Brisbane, in response to a question from Jim Romenesko, says that “in this case a lot of people responded to a question I was not asking.” I completely agree. So let me offer my opinion on the question that Brisbane was asking. I think reporters should avoid inserting their own judgments as to the truth of a source’s statement, unless they are absolutely certain one way or another. While it may be unbelievable to some readers that Clarence Thomas, a sitting Supreme Court judge, could misunderstand a financial disclosure form, he deserves the benefit of the doubt. It should be up to the reader, not the reporter, to decide whether Thomas is either lying or an idiot.

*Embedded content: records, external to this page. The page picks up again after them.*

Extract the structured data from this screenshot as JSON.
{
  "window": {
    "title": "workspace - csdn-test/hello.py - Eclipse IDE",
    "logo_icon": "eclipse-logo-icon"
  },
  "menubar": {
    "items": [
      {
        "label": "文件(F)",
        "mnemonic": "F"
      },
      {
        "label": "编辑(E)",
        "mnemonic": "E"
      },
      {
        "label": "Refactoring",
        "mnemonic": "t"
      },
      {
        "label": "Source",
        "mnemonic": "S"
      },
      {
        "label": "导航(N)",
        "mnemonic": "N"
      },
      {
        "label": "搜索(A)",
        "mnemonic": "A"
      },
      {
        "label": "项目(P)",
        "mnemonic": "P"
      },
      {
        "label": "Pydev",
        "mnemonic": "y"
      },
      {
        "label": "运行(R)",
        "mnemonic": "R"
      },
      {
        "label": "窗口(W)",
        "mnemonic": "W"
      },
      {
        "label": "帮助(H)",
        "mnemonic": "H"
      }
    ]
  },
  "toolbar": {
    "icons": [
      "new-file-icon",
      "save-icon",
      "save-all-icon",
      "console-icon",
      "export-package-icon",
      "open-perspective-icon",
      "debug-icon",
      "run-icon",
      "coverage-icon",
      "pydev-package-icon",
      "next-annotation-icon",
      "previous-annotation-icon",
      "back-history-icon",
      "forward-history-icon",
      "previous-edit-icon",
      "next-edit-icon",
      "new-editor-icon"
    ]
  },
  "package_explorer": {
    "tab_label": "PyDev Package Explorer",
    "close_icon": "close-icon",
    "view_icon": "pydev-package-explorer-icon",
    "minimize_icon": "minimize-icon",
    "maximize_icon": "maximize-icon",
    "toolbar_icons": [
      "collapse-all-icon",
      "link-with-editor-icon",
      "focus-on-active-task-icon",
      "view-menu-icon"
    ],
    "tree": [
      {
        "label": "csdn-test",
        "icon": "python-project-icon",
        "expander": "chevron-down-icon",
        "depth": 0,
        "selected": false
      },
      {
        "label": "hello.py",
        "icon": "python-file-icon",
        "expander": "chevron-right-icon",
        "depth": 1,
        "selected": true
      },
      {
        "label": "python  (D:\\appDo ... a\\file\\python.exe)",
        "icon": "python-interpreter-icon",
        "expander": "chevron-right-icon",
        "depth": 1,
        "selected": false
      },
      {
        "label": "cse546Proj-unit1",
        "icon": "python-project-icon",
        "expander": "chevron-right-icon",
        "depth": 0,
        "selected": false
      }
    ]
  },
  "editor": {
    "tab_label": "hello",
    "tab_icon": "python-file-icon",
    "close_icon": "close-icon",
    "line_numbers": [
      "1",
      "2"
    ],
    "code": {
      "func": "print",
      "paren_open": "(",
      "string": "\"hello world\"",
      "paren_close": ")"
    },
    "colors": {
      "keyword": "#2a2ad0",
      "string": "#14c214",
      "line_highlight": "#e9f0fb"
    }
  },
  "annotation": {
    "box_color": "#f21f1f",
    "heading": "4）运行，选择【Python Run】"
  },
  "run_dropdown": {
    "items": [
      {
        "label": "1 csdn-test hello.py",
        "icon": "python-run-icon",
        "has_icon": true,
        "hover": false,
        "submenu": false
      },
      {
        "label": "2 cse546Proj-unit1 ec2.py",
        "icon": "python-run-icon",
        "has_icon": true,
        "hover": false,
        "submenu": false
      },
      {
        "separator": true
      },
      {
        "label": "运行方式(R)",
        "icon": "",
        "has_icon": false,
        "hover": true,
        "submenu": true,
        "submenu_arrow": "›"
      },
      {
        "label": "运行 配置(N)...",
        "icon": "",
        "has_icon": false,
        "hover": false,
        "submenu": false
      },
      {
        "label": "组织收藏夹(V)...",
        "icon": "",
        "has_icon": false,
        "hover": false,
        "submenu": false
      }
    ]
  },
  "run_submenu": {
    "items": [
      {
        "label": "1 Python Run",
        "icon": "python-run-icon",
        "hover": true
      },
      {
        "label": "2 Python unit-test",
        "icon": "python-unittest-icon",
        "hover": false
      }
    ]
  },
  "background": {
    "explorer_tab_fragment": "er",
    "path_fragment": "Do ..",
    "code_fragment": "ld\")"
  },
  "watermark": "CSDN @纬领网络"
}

The public already likes to criticize reporters for a perceived lack of impartiality. Having them add opinions about their sources’ credibility to stories would only create even more noise, especially on such hot-button topics as the Israeli-Palestinian conflict. The resultant letters that would invariably land on Brisbane’s desk would make today’s pile-on seem like a vacation day.
Your argument would lead to alleviating journalists of their primary responsibility: discovering the truth. And in the absence of an obvious, incontrovertible truth, the journalist has a responsibility to question (and keep questioning) his/her conclusion.
In a case like Clarence Thomas – in which the absolute, total truth is unbeknownst to all but him – the journalist could ascertain whether or not Clarence Thomas had failed to report earnings before. They could ascertain how many times something like that has happened. Discovering related facts and reporting them in conjunction with the assertions of an individual is not unbiased or unfair.
Regurgitating quotes from people without even considering challenging their validity isn't journalism. It's gossip.
I agree with Michael; Journalists should report truths which they can validate, and support with sources. The Clarence Thomas example is a great one. "Mr Thomas filled out the forms properly in the 10 years leading up to 2008. In February 2008, his wife took a job with the Heritage Foundation, and the forms have been filled out improperly every year since then."
That's accurate, verifiable, and not an opinion. It also makes it clear that Mr Thomas's "confusion" was dependent on the situation.